By David Blomenberg, Reviews Editor
While Tabucchi, winner of the Prix Medicis for foreign literature as well as the Italian PEN prize, isn’t an author that claims much recognition in the U. S., he’s got quite a catalogue of works. Only a handful have been translated into English, something Archipelago Books has been trying to remedy with this, the first of three planned volumes of Tabucchi’s works, all translated by Tim Parks. The other two–Time Ages Rapidly and The Woman of Porto Pim, are due out in the coming year.
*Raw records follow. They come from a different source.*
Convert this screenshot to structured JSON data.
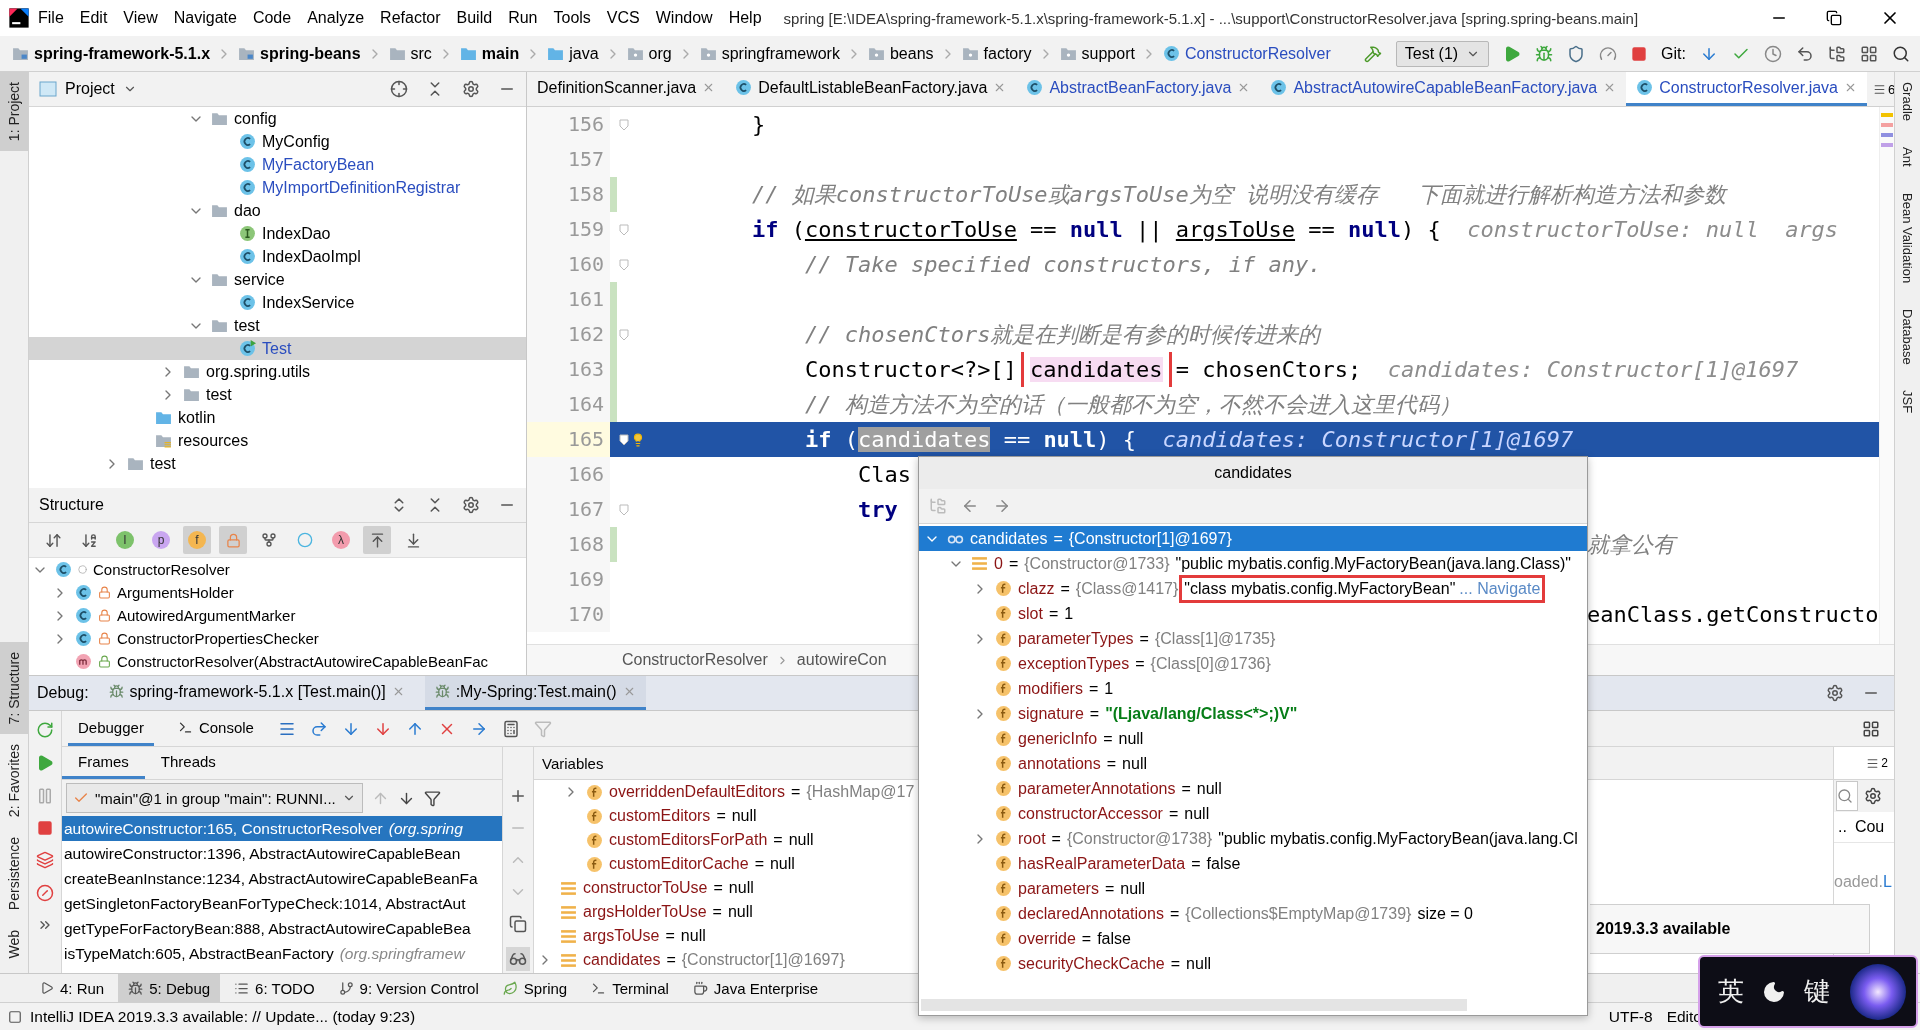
{
  "title_bar": {
    "menu": [
      "File",
      "Edit",
      "View",
      "Navigate",
      "Code",
      "Analyze",
      "Refactor",
      "Build",
      "Run",
      "Tools",
      "VCS",
      "Window",
      "Help"
    ],
    "title": "spring [E:\\IDEA\\spring-framework-5.1.x\\spring-framework-5.1.x] - ...\\support\\ConstructorResolver.java [spring.spring-beans.main]"
  },
  "nav_bar": {
    "path": [
      {
        "label": "spring-framework-5.1.x",
        "kind": "module"
      },
      {
        "label": "spring-beans",
        "kind": "module"
      },
      {
        "label": "src",
        "kind": "folder"
      },
      {
        "label": "main",
        "kind": "source_root"
      },
      {
        "label": "java",
        "kind": "source_folder"
      },
      {
        "label": "org",
        "kind": "package"
      },
      {
        "label": "springframework",
        "kind": "package"
      },
      {
        "label": "beans",
        "kind": "package"
      },
      {
        "label": "factory",
        "kind": "package"
      },
      {
        "label": "support",
        "kind": "package"
      },
      {
        "label": "ConstructorResolver",
        "kind": "class"
      }
    ],
    "run_config": "Test (1)",
    "vcs_label": "Git:"
  },
  "left_tool_strip": [
    {
      "label": "1: Project",
      "selected": true
    },
    {
      "label": "7: Structure",
      "selected": true
    },
    {
      "label": "2: Favorites",
      "selected": false
    },
    {
      "label": "Persistence",
      "selected": false
    },
    {
      "label": "Web",
      "selected": false
    }
  ],
  "right_tool_strip": [
    "Gradle",
    "Ant",
    "Bean Validation",
    "Database",
    "JSF"
  ],
  "project": {
    "title": "Project",
    "tree": [
      {
        "kind": "group",
        "children": [
          {
            "kind": "group",
            "children": [
              {
                "kind": "group",
                "children": [
                  {
                    "label": "config",
                    "kind": "folder",
                    "expanded": true,
                    "selected": false,
                    "color": "#000000",
                    "children": [
                      {
                        "label": "MyConfig",
                        "kind": "class",
                        "selected": false,
                        "color": "#000000"
                      },
                      {
                        "label": "MyFactoryBean",
                        "kind": "class",
                        "selected": false,
                        "color": "#2a4dbf"
                      },
                      {
                        "label": "MyImportDefinitionRegistrar",
                        "kind": "class",
                        "selected": false,
                        "color": "#2a4dbf"
                      }
                    ]
                  },
                  {
                    "label": "dao",
                    "kind": "folder",
                    "expanded": true,
                    "selected": false,
                    "color": "#000000",
                    "children": [
                      {
                        "label": "IndexDao",
                        "kind": "interface",
                        "selected": false,
                        "color": "#000000"
                      },
                      {
                        "label": "IndexDaoImpl",
                        "kind": "class",
                        "selected": false,
                        "color": "#000000"
                      }
                    ]
                  },
                  {
                    "label": "service",
                    "kind": "folder",
                    "expanded": true,
                    "selected": false,
                    "color": "#000000",
                    "children": [
                      {
                        "label": "IndexService",
                        "kind": "class",
                        "selected": false,
                        "color": "#000000"
                      }
                    ]
                  },
                  {
                    "label": "test",
                    "kind": "folder",
                    "expanded": true,
                    "selected": false,
                    "color": "#000000",
                    "children": [
                      {
                        "label": "Test",
                        "kind": "main_class",
                        "selected": true,
                        "color": "#2a4dbf"
                      }
                    ]
                  }
                ]
              },
              {
                "label": "org.spring.utils",
                "kind": "folder",
                "expanded": false,
                "selected": false,
                "color": "#000000"
              },
              {
                "label": "test",
                "kind": "folder",
                "expanded": false,
                "selected": false,
                "color": "#000000"
              }
            ]
          },
          {
            "label": "kotlin",
            "kind": "source_folder",
            "selected": false,
            "color": "#000000"
          },
          {
            "label": "resources",
            "kind": "resource_folder",
            "selected": false,
            "color": "#000000"
          }
        ]
      },
      {
        "label": "test",
        "kind": "folder",
        "expanded": false,
        "selected": false,
        "color": "#000000"
      }
    ]
  },
  "structure": {
    "title": "Structure",
    "toolbar": [
      {
        "kind": "sort_visibility",
        "selected": false
      },
      {
        "kind": "sort_alpha",
        "selected": false
      },
      {
        "kind": "badge",
        "glyph": "I",
        "color": "#7dc26b",
        "selected": false
      },
      {
        "kind": "badge",
        "glyph": "p",
        "color": "#c9a6f0",
        "selected": false
      },
      {
        "kind": "badge",
        "glyph": "f",
        "color": "#f4b650",
        "selected": true
      },
      {
        "kind": "lock",
        "selected": true
      },
      {
        "kind": "fork",
        "selected": false
      },
      {
        "kind": "ring",
        "selected": false
      },
      {
        "kind": "badge",
        "glyph": "λ",
        "color": "#f39cad",
        "selected": false
      },
      {
        "kind": "scroll_to",
        "selected": true
      },
      {
        "kind": "scroll_from",
        "selected": false
      }
    ],
    "tree": [
      {
        "label": "ConstructorResolver",
        "kind": "class",
        "expanded": true,
        "selected": false,
        "children": [
          {
            "label": "ArgumentsHolder",
            "kind": "inner_class",
            "expanded": false,
            "selected": false
          },
          {
            "label": "AutowiredArgumentMarker",
            "kind": "inner_class",
            "expanded": false,
            "selected": false
          },
          {
            "label": "ConstructorPropertiesChecker",
            "kind": "inner_class",
            "expanded": false,
            "selected": false
          },
          {
            "label": "ConstructorResolver(AbstractAutowireCapableBeanFac",
            "kind": "constructor",
            "selected": false
          }
        ]
      }
    ]
  },
  "editor": {
    "tabs": [
      {
        "label": "DefinitionScanner.java",
        "kind": "partial",
        "selected": false,
        "color": "#000000"
      },
      {
        "label": "DefaultListableBeanFactory.java",
        "kind": "file",
        "selected": false,
        "color": "#000000"
      },
      {
        "label": "AbstractBeanFactory.java",
        "kind": "file",
        "selected": false,
        "color": "#2a4dbf"
      },
      {
        "label": "AbstractAutowireCapableBeanFactory.java",
        "kind": "file",
        "selected": false,
        "color": "#2a4dbf"
      },
      {
        "label": "ConstructorResolver.java",
        "kind": "file",
        "selected": true,
        "color": "#2a4dbf"
      }
    ],
    "tab_overflow_count": "6",
    "lines": [
      {
        "number": "156",
        "changed": false,
        "fold": true,
        "current": false,
        "segments": [
          {
            "text": "        }",
            "kind": "plain"
          }
        ]
      },
      {
        "number": "157",
        "changed": false,
        "fold": false,
        "current": false
      },
      {
        "number": "158",
        "changed": true,
        "fold": false,
        "current": false,
        "segments": [
          {
            "text": "        // 如果constructorToUse或argsToUse为空 说明没有缓存   下面就进行解析构造方法和参数",
            "kind": "comment"
          }
        ]
      },
      {
        "number": "159",
        "changed": false,
        "fold": true,
        "current": false,
        "segments": [
          {
            "text": "        if",
            "kind": "keyword"
          },
          {
            "text": " (",
            "kind": "plain"
          },
          {
            "text": "constructorToUse",
            "kind": "var"
          },
          {
            "text": " == ",
            "kind": "plain"
          },
          {
            "text": "null",
            "kind": "keyword"
          },
          {
            "text": " || ",
            "kind": "plain"
          },
          {
            "text": "argsToUse",
            "kind": "var"
          },
          {
            "text": " == ",
            "kind": "plain"
          },
          {
            "text": "null",
            "kind": "keyword"
          },
          {
            "text": ") {",
            "kind": "plain"
          },
          {
            "text": "constructorToUse: null  args",
            "kind": "hint"
          }
        ]
      },
      {
        "number": "160",
        "changed": false,
        "fold": true,
        "current": false,
        "segments": [
          {
            "text": "            // Take specified constructors, if any.",
            "kind": "comment"
          }
        ]
      },
      {
        "number": "161",
        "changed": true,
        "fold": false,
        "current": false
      },
      {
        "number": "162",
        "changed": true,
        "fold": true,
        "current": false,
        "segments": [
          {
            "text": "            // chosenCtors就是在判断是有参的时候传进来的",
            "kind": "comment"
          }
        ]
      },
      {
        "number": "163",
        "changed": true,
        "fold": false,
        "current": false,
        "segments": [
          {
            "text": "            Constructor<?>[] ",
            "kind": "plain"
          },
          {
            "text": "candidates",
            "kind": "boxed"
          },
          {
            "text": " = chosenCtors;",
            "kind": "plain"
          },
          {
            "text": "candidates: Constructor[1]@1697",
            "kind": "hint"
          }
        ]
      },
      {
        "number": "164",
        "changed": true,
        "fold": false,
        "current": false,
        "segments": [
          {
            "text": "            // 构造方法不为空的话（一般都不为空，不然不会进入这里代码）",
            "kind": "comment"
          }
        ]
      },
      {
        "number": "165",
        "changed": false,
        "fold": true,
        "current": true,
        "segments": [
          {
            "text": "            if",
            "kind": "keyword"
          },
          {
            "text": " (",
            "kind": "plain"
          },
          {
            "text": "candidates",
            "kind": "caret_word"
          },
          {
            "text": " == ",
            "kind": "plain"
          },
          {
            "text": "null",
            "kind": "keyword"
          },
          {
            "text": ") {",
            "kind": "plain"
          },
          {
            "text": "candidates: Constructor[1]@1697",
            "kind": "hint"
          }
        ]
      },
      {
        "number": "166",
        "changed": false,
        "fold": false,
        "current": false,
        "segments": [
          {
            "text": "                Clas",
            "kind": "plain"
          }
        ]
      },
      {
        "number": "167",
        "changed": false,
        "fold": true,
        "current": false,
        "segments": [
          {
            "text": "                try",
            "kind": "keyword"
          }
        ]
      },
      {
        "number": "168",
        "changed": true,
        "fold": false,
        "current": false,
        "tail": {
          "text": "就拿公有",
          "kind": "comment"
        }
      },
      {
        "number": "169",
        "changed": false,
        "fold": false,
        "current": false
      },
      {
        "number": "170",
        "changed": false,
        "fold": false,
        "current": false,
        "tail": {
          "text": "eanClass.getConstructo",
          "kind": "plain"
        }
      }
    ],
    "breadcrumb": [
      "ConstructorResolver",
      "autowireCon"
    ]
  },
  "debug": {
    "label": "Debug:",
    "sessions": [
      {
        "label": "spring-framework-5.1.x [Test.main()]",
        "selected": false
      },
      {
        "label": ":My-Spring:Test.main()",
        "selected": true
      }
    ],
    "views": [
      {
        "label": "Debugger",
        "kind": "debugger",
        "selected": true
      },
      {
        "label": "Console",
        "kind": "console",
        "selected": false
      }
    ],
    "frame_tabs": [
      {
        "label": "Frames",
        "selected": true
      },
      {
        "label": "Threads",
        "selected": false
      }
    ],
    "thread": "\"main\"@1 in group \"main\": RUNNI...",
    "frames": [
      {
        "text": "autowireConstructor:165, ConstructorResolver",
        "package": "(org.spring",
        "selected": true
      },
      {
        "text": "autowireConstructor:1396, AbstractAutowireCapableBean",
        "selected": false
      },
      {
        "text": "createBeanInstance:1234, AbstractAutowireCapableBeanFa",
        "selected": false
      },
      {
        "text": "getSingletonFactoryBeanForTypeCheck:1014, AbstractAut",
        "selected": false
      },
      {
        "text": "getTypeForFactoryBean:888, AbstractAutowireCapableBea",
        "selected": false
      },
      {
        "text": "isTypeMatch:605, AbstractBeanFactory",
        "package": "(org.springframew",
        "selected": false
      }
    ],
    "variables_title": "Variables",
    "variables": [
      {
        "kind": "group",
        "children": [
          {
            "kind": "field",
            "name": "overriddenDefaultEditors",
            "op": "=",
            "ref": "{HashMap@17",
            "expanded": false
          },
          {
            "kind": "field",
            "name": "customEditors",
            "op": "=",
            "value": "null"
          },
          {
            "kind": "field",
            "name": "customEditorsForPath",
            "op": "=",
            "value": "null"
          },
          {
            "kind": "field",
            "name": "customEditorCache",
            "op": "=",
            "value": "null"
          }
        ]
      },
      {
        "kind": "local",
        "name": "constructorToUse",
        "op": "=",
        "value": "null"
      },
      {
        "kind": "local",
        "name": "argsHolderToUse",
        "op": "=",
        "value": "null"
      },
      {
        "kind": "local",
        "name": "argsToUse",
        "op": "=",
        "value": "null"
      },
      {
        "kind": "array",
        "name": "candidates",
        "op": "=",
        "ref": "{Constructor[1]@1697}",
        "expanded": false
      }
    ],
    "layout_count": "2",
    "memory": {
      "dots": "..",
      "column": "Cou",
      "note": "oaded.",
      "link": "L"
    },
    "notification": "2019.3.3 available"
  },
  "popup": {
    "title": "candidates",
    "tree": [
      {
        "kind": "watch",
        "name": "candidates",
        "op": "=",
        "ref": "{Constructor[1]@1697}",
        "expanded": true,
        "selected": true,
        "children": [
          {
            "kind": "array",
            "name": "0",
            "op": "=",
            "ref": "{Constructor@1733}",
            "value": "\"public mybatis.config.MyFactoryBean(java.lang.Class)\"",
            "expanded": true,
            "selected": false,
            "children": [
              {
                "kind": "field",
                "name": "clazz",
                "op": "=",
                "ref": "{Class@1417}",
                "value": "\"class mybatis.config.MyFactoryBean\"",
                "link": "... Navigate",
                "boxed": true,
                "expanded": false,
                "selected": false
              },
              {
                "kind": "field",
                "name": "slot",
                "op": "=",
                "value": "1",
                "selected": false
              },
              {
                "kind": "field",
                "name": "parameterTypes",
                "op": "=",
                "ref": "{Class[1]@1735}",
                "expanded": false,
                "selected": false
              },
              {
                "kind": "field",
                "name": "exceptionTypes",
                "op": "=",
                "ref": "{Class[0]@1736}",
                "selected": false
              },
              {
                "kind": "field",
                "name": "modifiers",
                "op": "=",
                "value": "1",
                "selected": false
              },
              {
                "kind": "field",
                "name": "signature",
                "op": "=",
                "value": "\"(Ljava/lang/Class<*>;)V\"",
                "string_value": true,
                "expanded": false,
                "selected": false
              },
              {
                "kind": "field",
                "name": "genericInfo",
                "op": "=",
                "value": "null",
                "selected": false
              },
              {
                "kind": "field",
                "name": "annotations",
                "op": "=",
                "value": "null",
                "selected": false
              },
              {
                "kind": "field",
                "name": "parameterAnnotations",
                "op": "=",
                "value": "null",
                "selected": false
              },
              {
                "kind": "field",
                "name": "constructorAccessor",
                "op": "=",
                "value": "null",
                "selected": false
              },
              {
                "kind": "field",
                "name": "root",
                "op": "=",
                "ref": "{Constructor@1738}",
                "value": "\"public mybatis.config.MyFactoryBean(java.lang.Cl",
                "expanded": false,
                "selected": false
              },
              {
                "kind": "field",
                "name": "hasRealParameterData",
                "op": "=",
                "value": "false",
                "selected": false
              },
              {
                "kind": "field",
                "name": "parameters",
                "op": "=",
                "value": "null",
                "selected": false
              },
              {
                "kind": "field",
                "name": "declaredAnnotations",
                "op": "=",
                "ref": "{Collections$EmptyMap@1739}",
                "value": "size = 0",
                "selected": false
              },
              {
                "kind": "field",
                "name": "override",
                "op": "=",
                "value": "false",
                "selected": false
              },
              {
                "kind": "field",
                "name": "securityCheckCache",
                "op": "=",
                "value": "null",
                "selected": false
              }
            ]
          }
        ]
      }
    ]
  },
  "bottom_tabs": [
    {
      "label": "4: Run",
      "kind": "run",
      "selected": false
    },
    {
      "label": "5: Debug",
      "kind": "debug",
      "selected": true
    },
    {
      "label": "6: TODO",
      "kind": "todo",
      "selected": false
    },
    {
      "label": "9: Version Control",
      "kind": "vcs",
      "selected": false
    },
    {
      "label": "Spring",
      "kind": "spring",
      "selected": false
    },
    {
      "label": "Terminal",
      "kind": "terminal",
      "selected": false
    },
    {
      "label": "Java Enterprise",
      "kind": "javaee",
      "selected": false
    }
  ],
  "status_bar": {
    "message": "IntelliJ IDEA 2019.3.3 available: // Update... (today 9:23)",
    "encoding": "UTF-8",
    "editor_config": "Edito"
  },
  "ime_bar": [
    "英",
    "键"
  ]
}
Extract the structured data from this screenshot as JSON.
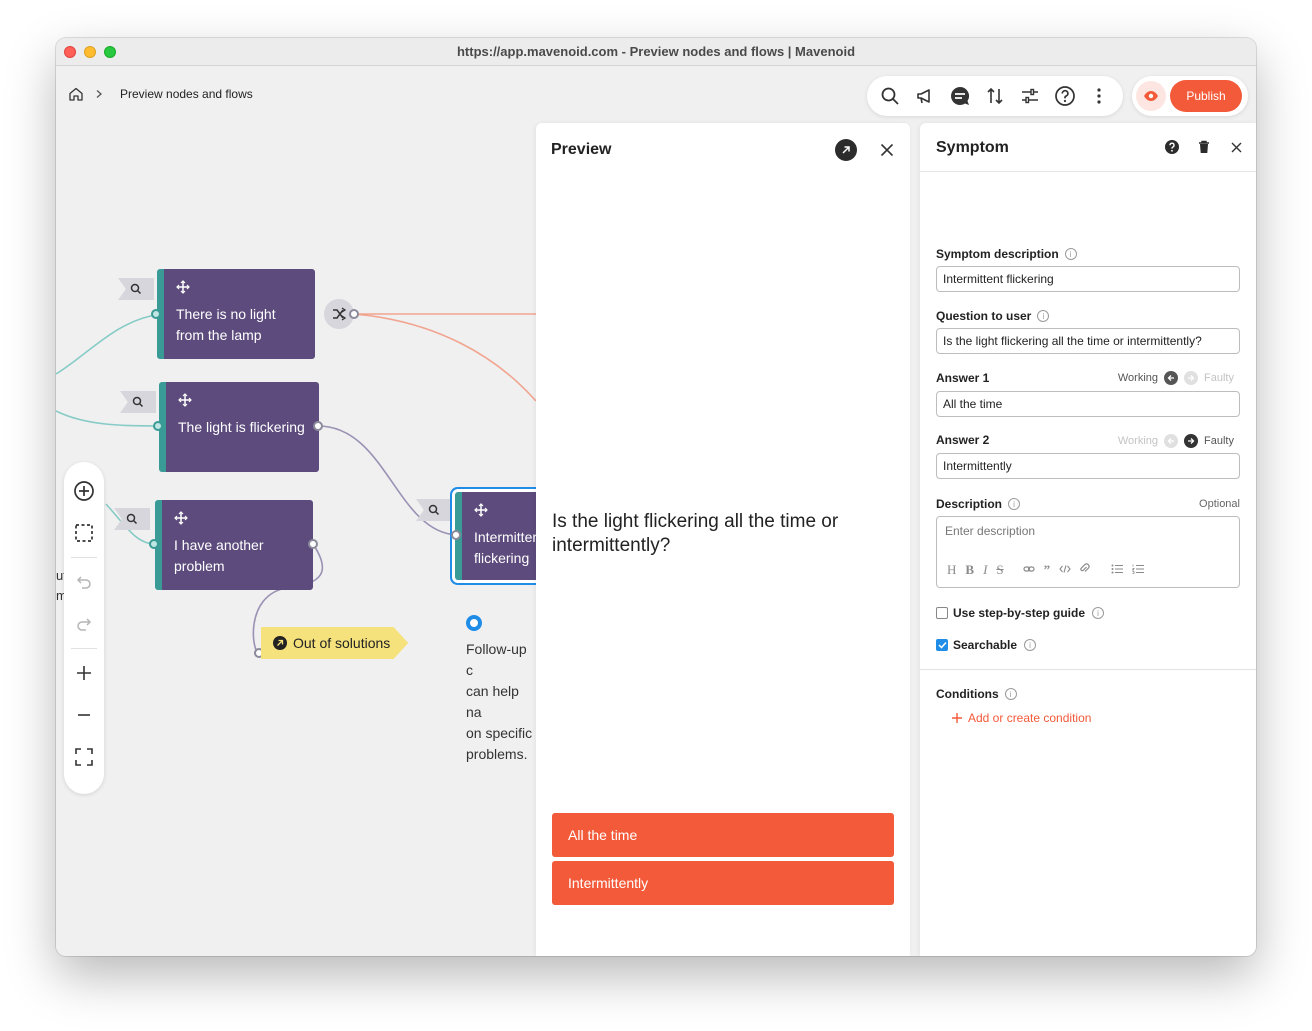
{
  "window": {
    "title": "https://app.mavenoid.com - Preview nodes and flows | Mavenoid"
  },
  "breadcrumb": {
    "page": "Preview nodes and flows"
  },
  "toolbar": {
    "icons": [
      "search-icon",
      "megaphone-icon",
      "chat-icon",
      "sort-icon",
      "sliders-icon",
      "help-icon",
      "more-icon"
    ],
    "publish_label": "Publish"
  },
  "canvas": {
    "nodes": [
      {
        "label": "There is no light from the lamp"
      },
      {
        "label": "The light is flickering"
      },
      {
        "label": "I have another problem"
      },
      {
        "label": "Intermittent flickering",
        "visible_label": "Intermitter flickering"
      }
    ],
    "out_of_solutions": "Out of solutions",
    "hint": "Follow-up c\ncan help na\non specific\nproblems.",
    "edge_text": "ut\nm"
  },
  "preview": {
    "title": "Preview",
    "question": "Is the light flickering all the time or intermittently?",
    "answers": [
      "All the time",
      "Intermittently"
    ]
  },
  "panel": {
    "title": "Symptom",
    "symptom_description_label": "Symptom description",
    "symptom_description_value": "Intermittent flickering",
    "question_label": "Question to user",
    "question_value": "Is the light flickering all the time or intermittently?",
    "answer1_label": "Answer 1",
    "answer1_value": "All the time",
    "answer2_label": "Answer 2",
    "answer2_value": "Intermittently",
    "working_label": "Working",
    "faulty_label": "Faulty",
    "description_label": "Description",
    "description_optional": "Optional",
    "description_placeholder": "Enter description",
    "step_guide_label": "Use step-by-step guide",
    "searchable_label": "Searchable",
    "conditions_label": "Conditions",
    "add_condition_label": "Add or create condition"
  },
  "colors": {
    "accent": "#f35a39",
    "node": "#5c4b7c",
    "node_stripe": "#3a9a96",
    "selected": "#1f8de8",
    "out_of_solutions": "#f5e27c"
  }
}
Tabucchi has an almost apologetic affection for the stories in this volume, calling them”quasi-stories,” “little ecstasies,” “drifting splinters, survivors of some whole that never was” that are even “larval.” While brief, they don’t give a sense of being the story equivalents of embryos suspended in formalin-filled jars. Rather, like good short fiction, they act in ways that suggest a wider world outside the frame of the story, from the dining couple in “Happy People” who touch on the quirks of academia before discussing other matters that stand to change their lives, to the lost work in “Story of a Non-Existent Story,” which is precisely what the title describes. Some writers would be tempted to clutter this material with heavy dialogue, with theatrics and gestures. The scenes are quiet, straightforward, and simply written. Other stories are more enigmatic, such as “The Translation,” which first presents itself as an ekphrastic piece, but is it more the portrait of a work of art, or a portrait of the museum docent who we find is the voice speaking to us? And in the title story, the piece seems to be as much about artistic/spiritual inspiration as it is about strange alien creatures that land in a monastery’s vegetable garden.